Like many people from my area, I grew up believing that tea was a beverage naturally bright orange in colour, best served in a cracked mug bearing some kind of prominent West Bromwich Albion motif. You can imagine my surprise years ago when, on a shift with a co-worker from a similar background to myself, we raided the company's stash of exotic products to discover teas of unimaginable pedigree from around the globe. Assam, Darjeeling, Ceylon, Earl Grey, Lapsang Souchong, Kenyan and Rwandan blends (the latter sadly not opting for my suggested advertising slogan: "mmm...you can really taste the genocidal mania.")
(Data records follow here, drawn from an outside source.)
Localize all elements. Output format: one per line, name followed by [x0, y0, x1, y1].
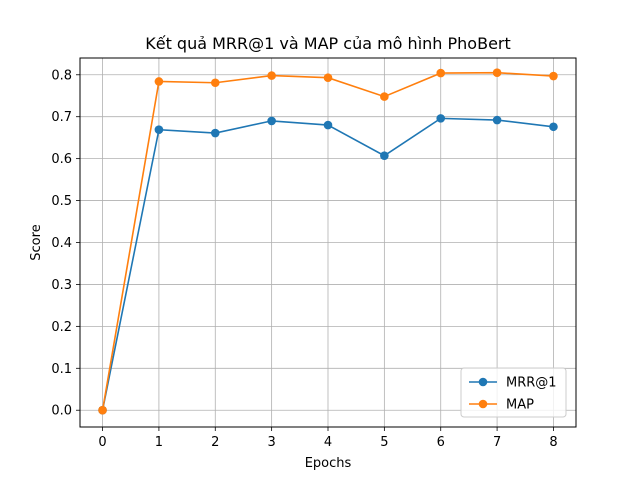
- data-point-mrr-1: [154, 125, 164, 135]
- data-point-map: [549, 71, 558, 81]
- y-tick-label: 0.8: [51, 68, 72, 83]
- data-point-mrr-1: [323, 120, 333, 130]
- x-tick-label: 7: [493, 435, 501, 450]
- axis-ticks: 0 1 2 3 4 5 6 7 8 0.0 0.1 0.2 0.3 0.4 0.5 0.6 0.7 0.8: [51, 68, 557, 450]
- legend-label-map: MAP: [506, 398, 534, 413]
- x-tick-label: 0: [98, 435, 106, 450]
- series-lines: [98, 68, 558, 415]
- data-point-mrr-1: [210, 128, 220, 138]
- data-point-mrr-1: [380, 151, 389, 161]
- legend: MRR@1 MAP: [460, 367, 567, 418]
- y-tick-label: 0.1: [51, 362, 72, 377]
- x-axis-label: Epochs: [305, 456, 352, 471]
- x-tick-label: 2: [211, 435, 219, 450]
- chart-title: Kết quả MRR@1 và MAP của mô hình PhoBert: [145, 34, 511, 53]
- data-point-mrr-1: [267, 116, 276, 126]
- data-point-mrr-1: [492, 115, 502, 125]
- data-point-map: [98, 405, 107, 415]
- x-tick-label: 4: [324, 435, 332, 450]
- y-axis-label: Score: [29, 224, 44, 260]
- x-tick-label: 6: [437, 435, 445, 450]
- data-point-map: [436, 68, 446, 78]
- data-point-map: [267, 71, 276, 80]
- y-tick-label: 0.4: [51, 236, 72, 251]
- data-point-mrr-1: [436, 114, 446, 123]
- x-tick-label: 3: [267, 435, 275, 450]
- data-point-map: [492, 68, 502, 77]
- data-point-map: [380, 92, 389, 101]
- y-tick-label: 0.6: [51, 152, 72, 167]
- y-tick-label: 0.5: [51, 194, 72, 209]
- legend-label-mrr-1: MRR@1: [506, 376, 557, 391]
- y-tick-label: 0.2: [51, 320, 72, 335]
- data-point-mrr-1: [549, 122, 558, 132]
- legend-marker-map: [478, 399, 488, 409]
- x-tick-label: 5: [380, 435, 388, 450]
- y-tick-label: 0.7: [51, 110, 72, 125]
- data-point-map: [154, 77, 164, 86]
- data-point-map: [210, 78, 220, 88]
- y-tick-label: 0.3: [51, 278, 72, 293]
- legend-marker-mrr-1: [478, 377, 488, 387]
- y-tick-label: 0.0: [51, 404, 72, 419]
- data-point-map: [323, 73, 333, 83]
- x-tick-label: 1: [155, 435, 163, 450]
- x-tick-label: 8: [549, 435, 557, 450]
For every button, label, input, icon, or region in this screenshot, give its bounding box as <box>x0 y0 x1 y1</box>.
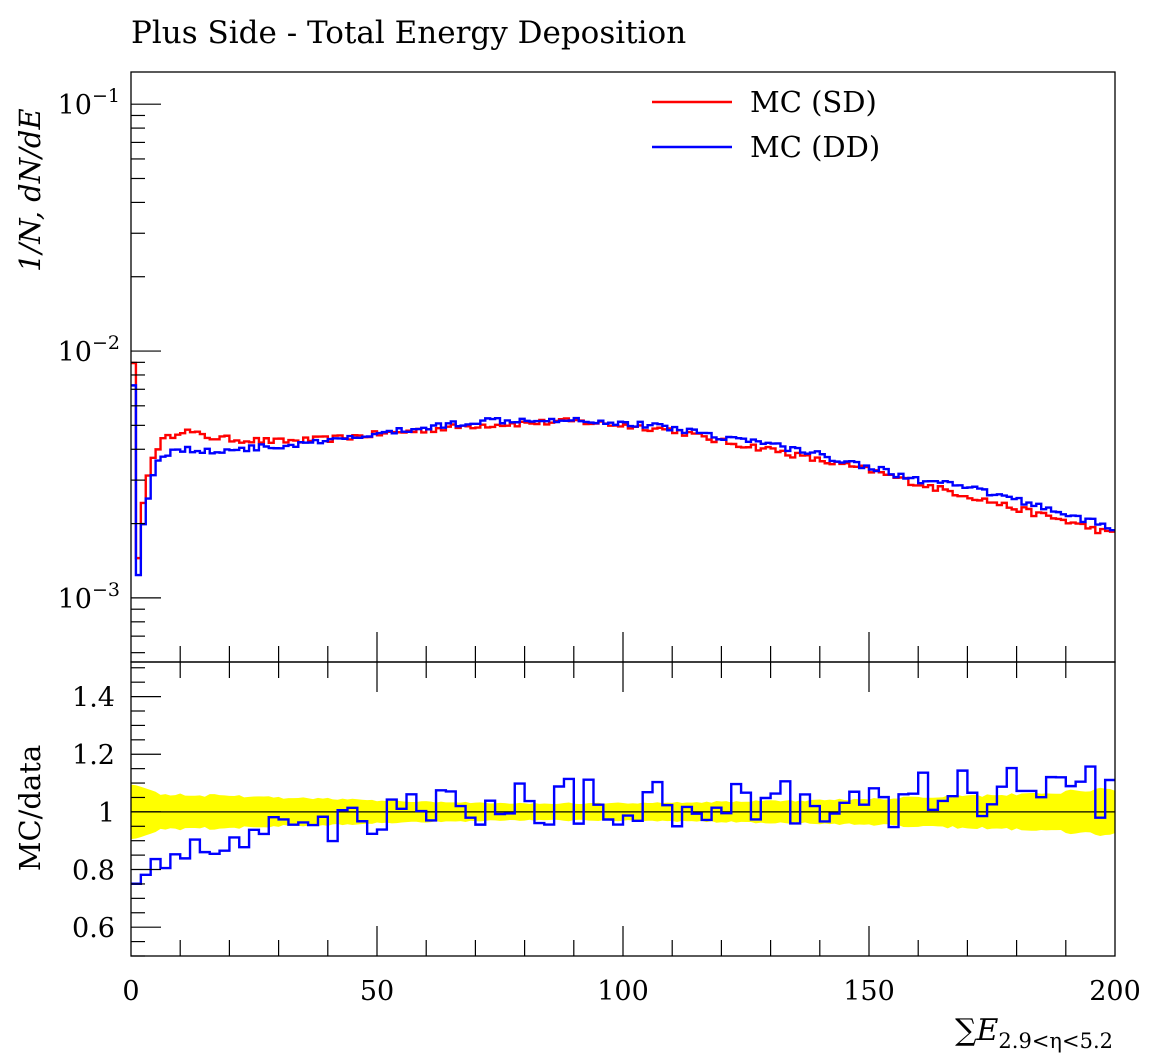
main-y-tick-label-exponent: −1 <box>92 85 120 107</box>
x-axis-label-subscript: 2.9<η<5.2 <box>998 1029 1113 1053</box>
main-y-tick-label-base: 10 <box>58 337 92 368</box>
main-plot-area <box>131 361 1115 577</box>
ratio-y-tick-label: 1 <box>98 798 115 829</box>
main-frame <box>130 71 1116 663</box>
main-y-tick-label-base: 10 <box>58 584 92 615</box>
main-y-tick-label-base: 10 <box>58 90 92 121</box>
ratio-plot-area <box>131 765 1115 885</box>
ratio-y-tick-label: 1.4 <box>72 683 115 714</box>
main-y-axis-label: 1/N, dN/dE <box>13 108 47 272</box>
x-tick-label: 200 <box>1089 976 1141 1007</box>
x-axis-label: ∑E2.9<η<5.2 <box>955 1013 1113 1053</box>
ratio-axis-ticks <box>131 662 1067 957</box>
ratio-y-tick-labels: 0.6 0.8 1 1.2 1.4 <box>72 683 115 945</box>
main-y-tick-label-exponent: −2 <box>92 332 120 354</box>
main-y-tick-label: 10−1 <box>58 85 120 121</box>
main-axis-ticks <box>131 103 1067 662</box>
ratio-y-tick-label: 1.2 <box>72 740 115 771</box>
main-y-tick-label: 10−3 <box>58 579 120 615</box>
legend-label-sd: MC (SD) <box>750 85 877 119</box>
series-line-dd <box>131 384 1115 577</box>
legend-item-dd: MC (DD) <box>652 130 880 164</box>
ratio-y-tick-label: 0.8 <box>72 856 115 887</box>
ratio-panel: 0.6 0.8 1 1.2 1.4 MC/data <box>13 661 1116 957</box>
x-tick-labels: 0 50 100 150 200 <box>122 976 1140 1007</box>
x-tick-label: 0 <box>122 976 139 1007</box>
chart-title: Plus Side - Total Energy Deposition <box>131 15 686 51</box>
x-axis-label-main: ∑E <box>955 1013 998 1048</box>
x-tick-label: 150 <box>843 976 895 1007</box>
series-line-sd <box>131 361 1115 560</box>
legend: MC (SD) MC (DD) <box>652 85 880 164</box>
x-tick-label: 100 <box>597 976 649 1007</box>
main-panel: 10−110−210−3 1/N, dN/dE MC (SD) MC (DD) <box>13 71 1116 663</box>
legend-item-sd: MC (SD) <box>652 85 877 119</box>
main-y-tick-label: 10−2 <box>58 332 120 368</box>
main-y-tick-labels: 10−110−210−3 <box>58 85 120 615</box>
ratio-y-tick-label: 0.6 <box>72 913 115 944</box>
ratio-y-axis-label: MC/data <box>13 745 47 871</box>
main-y-tick-label-exponent: −3 <box>92 579 120 601</box>
x-tick-label: 50 <box>360 976 394 1007</box>
ratio-line-dd <box>131 765 1115 885</box>
legend-label-dd: MC (DD) <box>750 130 880 164</box>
In the name of product research, the pair of us managed to deplete most of the company's stock in the space of an afternoon. Had any customers been in, they'd have been treated to the peculiar yet heartwarming sight of two working class lads seriously debating the relative merits of the different brews (the quote of the afternoon, perhaps: "there's an earthiness to this Lapsang Souchong that the Darjeeling don't have. And it's miles better than that fucking Chamomile wank.")

It was a simple, yet unprecedented broadening of our horizons. And occasionally, when I can afford it, I still like to indulge in the tastes first sampled that afternoon, brewed with tender care, and served in a cracked mug bearing a prominent West Bromwich Albion motif.